Program received signal SIGFPE, Arithmetic exception.
[Switching to Thread 0x7fffec433700 (LWP 1893)]
0x00000000007db6d5 in TC_LOG_MMAP::unlog (this=0x1927760 <tc_log_mmap>, cookie=8192, xid=7) at /home/laurynas/percona/src/mysql-server/sql/log.cc:2213
2213	  PAGE *p= pages + (cookie / tc_log_page_size);
(gdb) print tc_log_page_size
$1 = 0
[8 Nov 2013 14:57] Sinisa Milivojevic
One more question only ...

I suppose that main.foo is the name of the MTR script that should be run by MTR script ???
[8 Nov 2013 15:12] Laurynas Biveinis
Sinisa -

Yes. I put the SQL from step 2) in mysql-test/t/foo.test and run it through MTR.
[6 Dec 2013 17:41] Sinisa Milivojevic
After couple of weeks, I managed to verify this bug. Had problems with interim 5.7 versions, most of all some `cmake` bugs. Small bugs ..... :o)

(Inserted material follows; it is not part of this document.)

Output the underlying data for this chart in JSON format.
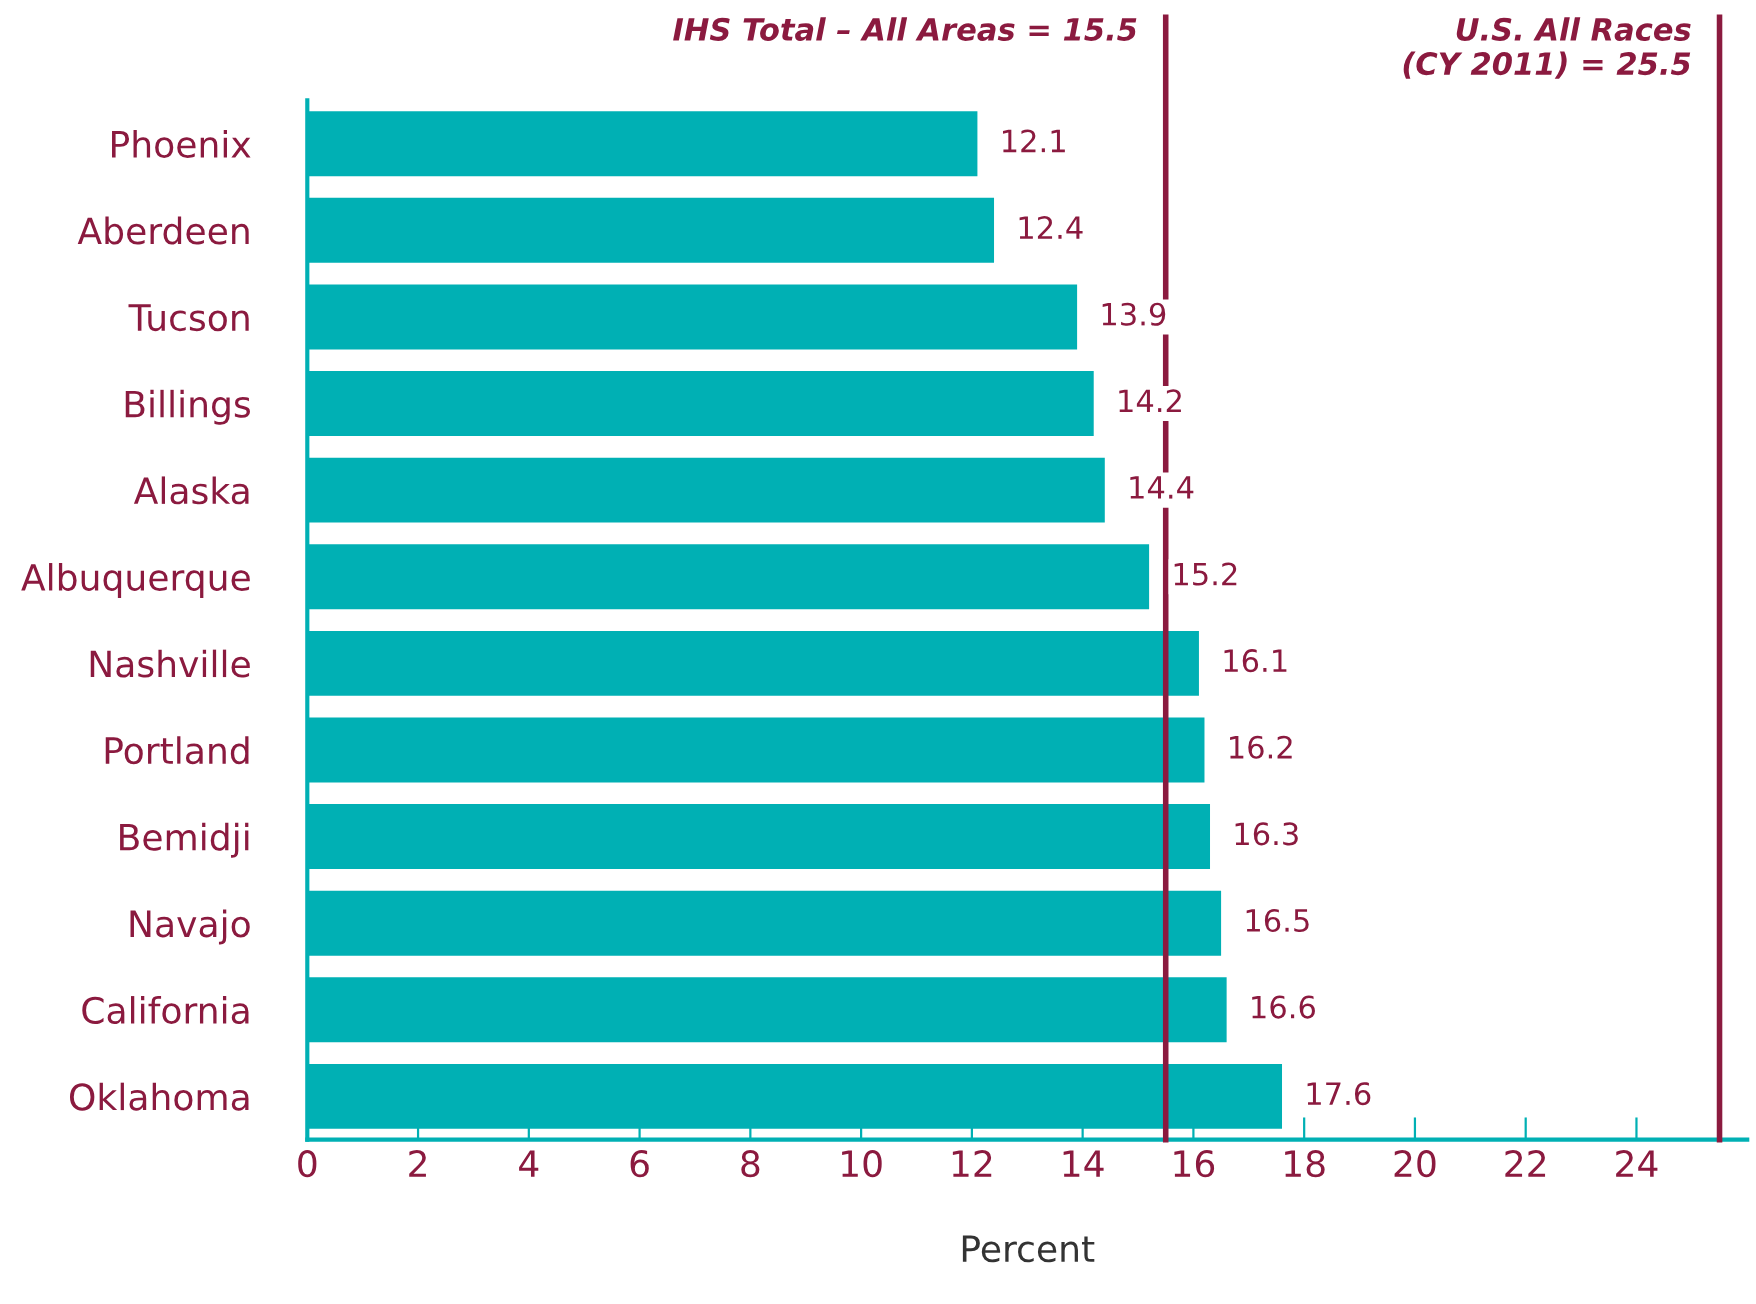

But, now it is fully verified.
[7 Feb 2014 2:01] Paul Dubois
Noted in 5.7.4 changelog.

FLUSH STATUS cleared a variable that could result a subsequent
implicit commit of an XA transaction causing a server exit.
[3 Apr 2014 15:15] Laurynas Biveinis
5.7$ bzr log -r 7195
------------------------------------------------------------
revno: 7195
committer: Dmitry Shulga <Dmitry.Shulga@oracle.com>
branch nick: mysql-trunk-bug17911445
timestamp: Tue 2013-12-31 16:23:39 +0700
message:
  This patch fixes the bug#17911445 - TC_LOG_PAGE_SIZE SHOULD BE UNFLUSHABLE OR
  SERVER CRASHES IF 2 XA SES INSTALLED.
  
  The status variable tc_log_page_size is directly bound to tc_log_page_size 
  source variable, which is setup once in TC_LOG_MMAP::open().
  Running of statement FLUSH STATUS would cause it to be reset to zero.
  Then during doing implicit commit the TC_LOG_MMAP::unlog() would
  attempt to divide by it that led to crash.
  
  To fix this bug a type of status variable tc_log_page_size was changed to 
  SHOW_LONG_NOFLUSH that denies reset of status variable value to zero.
  
  MTR test isn't added since there isn't currently any other engine with 
  XA feature enabled aside from INNODB. I tested my patch using the fake 
  second engine with XA feature enabled that I created from ha_example.cc.
  I think it won't be correct to modify ha_example.cc just for the sake of patch 
  test coverage.
[3 Apr 2014 15:15] Laurynas Biveinis
5.7$ bzr log -r 7195
------------------------------------------------------------
revno: 7195
committer: Dmitry Shulga <Dmitry.Shulga@oracle.com>
branch nick: mysql-trunk-bug17911445
timestamp: Tue 2013-12-31 16:23:39 +0700
message:
  This patch fixes the bug#17911445 - TC_LOG_PAGE_SIZE SHOULD BE UNFLUSHABLE OR
  SERVER CRASHES IF 2 XA SES INSTALLED.
  
  The status variable tc_log_page_size is directly bound to tc_log_page_size 
  source variable, which is setup once in TC_LOG_MMAP::open().
  Running of statement FLUSH STATUS would cause it to be reset to zero.
  Then during doing implicit commit the TC_LOG_MMAP::unlog() would
  attempt to divide by it that led to crash.
  
  To fix this bug a type of status variable tc_log_page_size was changed to 
  SHOW_LONG_NOFLUSH that denies reset of status variable value to zero.
  
  MTR test isn't added since there isn't currently any other engine with 
  XA feature enabled aside from INNODB. I tested my patch using the fake 
  second engine with XA feature enabled that I created from ha_example.cc.
  I think it won't be correct to modify ha_example.cc just for the sake of patch 
  test coverage.